Quando si applica la marca da bollo da 16 euro? Quali sono i documenti cui occorre apporre la marca da bollo da 16 euro?

Ecco l’elenco completo dei casi in cui la legge prevede l’apposizione della marca da bollo da 16 euro:

  • atti rogati o autenticati da un notaio o altro pubblico ufficiale;
  • le scritture private contenenti convenzioni anche unilaterali che regolino rapporti giuridici di qualsiasi specie;
  • istanze, memorie, ricorsi, dirette agli organi dell’amministrazione dello Stato e degli enti pubblici territoriali tendenti ad ottenere rilasci di certificati, cioè provvedimenti amministrativi.

Bollo 16 euro: quando non si applica? Casi e soggetti esenti

La marca da bollo da 16 euro non è dovuta nelle seguenti situazioni:

  • l’importo indicato sul documento è inferiore a 77,47 euro;
  • si tratta di quote associative e contributi liberali/donazioni ad associazioni politiche, sindacali e di categoria, religiose, assistenziali, culturali e sportive (D.P.R. 26 ottobre 1972, n. 642);
  • l’importo è assoggettato all’Iva;
  • il documento è già assoggettato ad imposta di bollo o esente per legge.

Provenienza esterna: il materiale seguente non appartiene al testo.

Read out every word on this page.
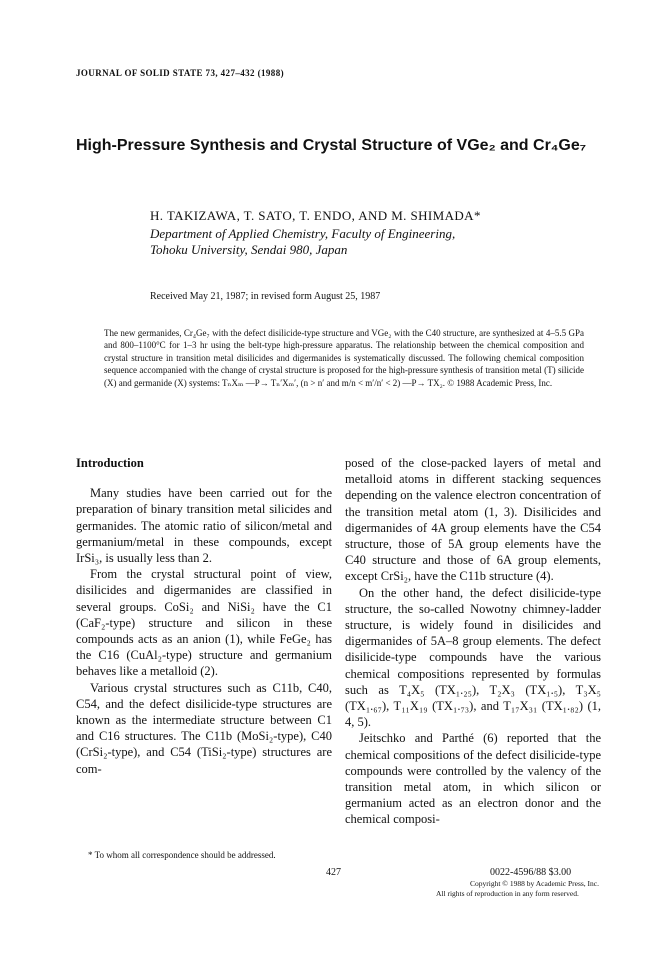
JOURNAL OF SOLID STATE 73, 427–432 (1988)
High-Pressure Synthesis and Crystal Structure of VGe₂ and Cr₄Ge₇
H. TAKIZAWA, T. SATO, T. ENDO, AND M. SHIMADA*
Department of Applied Chemistry, Faculty of Engineering,
Tohoku University, Sendai 980, Japan
Received May 21, 1987; in revised form August 25, 1987

The new germanides, Cr₄Ge₇ with the defect disilicide-type structure and VGe₂ with the C40 structure, are synthesized at 4–5.5 GPa and 800–1100°C for 1–3 hr using the belt-type high-pressure apparatus. The relationship between the chemical composition and crystal structure in transition metal disilicides and digermanides is systematically discussed. The following chemical composition sequence accompanied with the change of crystal structure is proposed for the high-pressure synthesis of transition metal (T) silicide (X) and germanide (X) systems: TₙXₘ —P→ Tₙ′Xₘ′, (n > n′ and m/n < m′/n′ < 2) —P→ TX₂. © 1988 Academic Press, Inc.

Introduction

Many studies have been carried out for the preparation of binary transition metal silicides and germanides. The atomic ratio of silicon/metal and germanium/metal in these compounds, except IrSi₃, is usually less than 2.

From the crystal structural point of view, disilicides and digermanides are classified in several groups. CoSi₂ and NiSi₂ have the C1 (CaF₂-type) structure and silicon in these compounds acts as an anion (1), while FeGe₂ has the C16 (CuAl₂-type) structure and germanium behaves like a metalloid (2).

Various crystal structures such as C11b, C40, C54, and the defect disilicide-type structures are known as the intermediate structure between C1 and C16 structures. The C11b (MoSi₂-type), C40 (CrSi₂-type), and C54 (TiSi₂-type) structures are com-

posed of the close-packed layers of metal and metalloid atoms in different stacking sequences depending on the valence electron concentration of the transition metal atom (1, 3). Disilicides and digermanides of 4A group elements have the C54 structure, those of 5A group elements have the C40 structure and those of 6A group elements, except CrSi₂, have the C11b structure (4).

On the other hand, the defect disilicide-type structure, the so-called Nowotny chimney-ladder structure, is widely found in disilicides and digermanides of 5A–8 group elements. The defect disilicide-type compounds have the various chemical compositions represented by formulas such as T₄X₅ (TX₁.₂₅), T₂X₃ (TX₁.₅), T₃X₅ (TX₁.₆₇), T₁₁X₁₉ (TX₁.₇₃), and T₁₇X₃₁ (TX₁.₈₂) (1, 4, 5).

Jeitschko and Parthé (6) reported that the chemical compositions of the defect disilicide-type compounds were controlled by the valency of the transition metal atom, in which silicon or germanium acted as an electron donor and the chemical composi-

* To whom all correspondence should be addressed.
427	0022-4596/88 $3.00
Copyright © 1988 by Academic Press, Inc.
All rights of reproduction in any form reserved.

La marca da bollo da 16 euro non è dovuta, inoltre, dai seguenti soggetti esclusi:

  • onlus iscritte all’apposita Anagrafe presso l’Agenzia delle Entrate;
  • associazioni di volontariato iscritte al Registro regionale del Volontariato (L.266/91);
  • federazioni sportive e Enti di promozione sportiva riconosciuti dal Coni.

Bollo 16 euro: può essere rimborsato?

Spesso i contribuenti si chiedono se l’erronea applicazione della marca da bollo da 2 e/o 16 euro su un documento possa essere rimborsata.

La risposta è negativa: l’articolo 37 del d.p.r. 642/1972 (principale riferimento normativo sulla marca da bollo) prevede l’esclusione del rimborso delle marche da bollo.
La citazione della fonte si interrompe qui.